Tuesday, April 17, 2012

Possums, Omens and a Finger?

I was sitting on my balcony while enjoying a glass of wine tonight, as I have been for the past few days despite the recent onslaught of arctic tundra-esque temperatures, when I heard a rustling on the side/roof of the house.  I live on the third floor, so I my mind automatically moves to three different options of what the noise could be:

1. Spiderman is coming to give me an upside down kiss - to which I would not complain, but apply burts bees and pucker up without question. 
2. A giant mammal that is scaling my wall and coming to attack me whilst I sip my Pinot - perhaps a bear, which would be odd in the city, but still possible.  Maybe a mutant sized raccoon who has been turned into a carnivore and thus, I should move my tasting inside or even worse the army of rats that has been living in my trash cans has congealed into one humongous mega-rat trying to take over the city one wino at a time.
Or...
3. A super sexy man with flowers or an edible arrangement coming to sweep me off my feet.

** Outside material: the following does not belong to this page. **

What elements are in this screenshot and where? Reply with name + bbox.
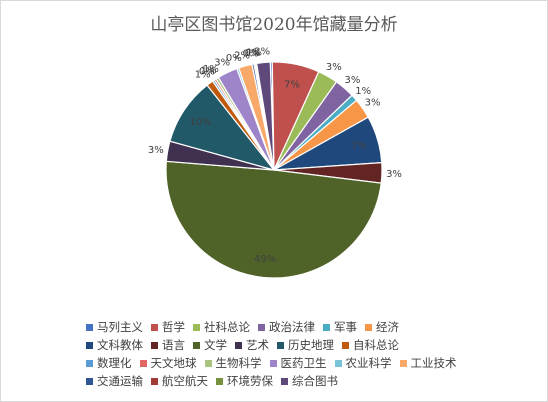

Obviously number three is not happening, so lets figure out the others.  Ok, so maybe the others may be slight exaggerations, but considering that the bottle is down to a quarter left, they all seem relatively feasible to me.  Understanding, that Spiderman is fictional and more unlikely than a bear to be on my balcony, I peer into the darkness and await what I'm sure must be impending death.

Out from the corner of the roof peers a pointy noise, shortly followed by the entire tumbling body of what must be the worlds ugliest possum.  I'm pretty sure it was a possum... either that or Gollum was brought to life and thrown from middle earth on to my balcony (nerd alert).  I swear, if I were a rodent, this would be me.  Not in terms of looks by any means, because I would obviously be the sexiest of all rodents, but in clumsiness.  I thought possums were supposed to be nimble.  Don't the spend their evenings jumping around on telephone wires and fences terrorizing small dogs and myself?  This is obviously the ugly duckling of all hideous rodents.

As it tried to regain its composure, I started trying understand the poor guy.  This, I am SURE, must have been due to the excessive amounts of wine I've consumed over the past week.  I mean really, who tries to understand a possum.  Especially one who's fur resembles the patchy, scraggly hipster beard of a 15 year old boy, who's left paw has either been cut off or is clenched in a fist so tight I better watch myself before it punches me, razor sharp teeth that are surprisingly white and its face is a mix between a rodent and like I said earlier, Gollum for Lord of the Rings.  Finally the poor, rabies infested little dude jumps to its feet and stares me down.  Trying to be as intimidating as possible, I couldn't help but to feel like Mr. T because I pitied that fool.  He started to hack something up that turned out to look like someone's class ring, a tooth or an actual finger.  With a few looks back and forth from the object to myself, a couple of awkward blinks and a look of "well that was embarrassing," Mr. Possum kamikaze'd off the balcony never to be seen again.

I'm really not sure what to make of the whole situation.  I'm feeling rather awkward and slightly amazed, to be completely honest.  I wonder if it is a sign of things to come in my life.  I can't imagine what that may be, or that it would be good.  How would a clumsy possum hacking up a finger on your porch ever be a good omen?  On that note, I am off to bed.  Best of luck possum, I hope you find your balance.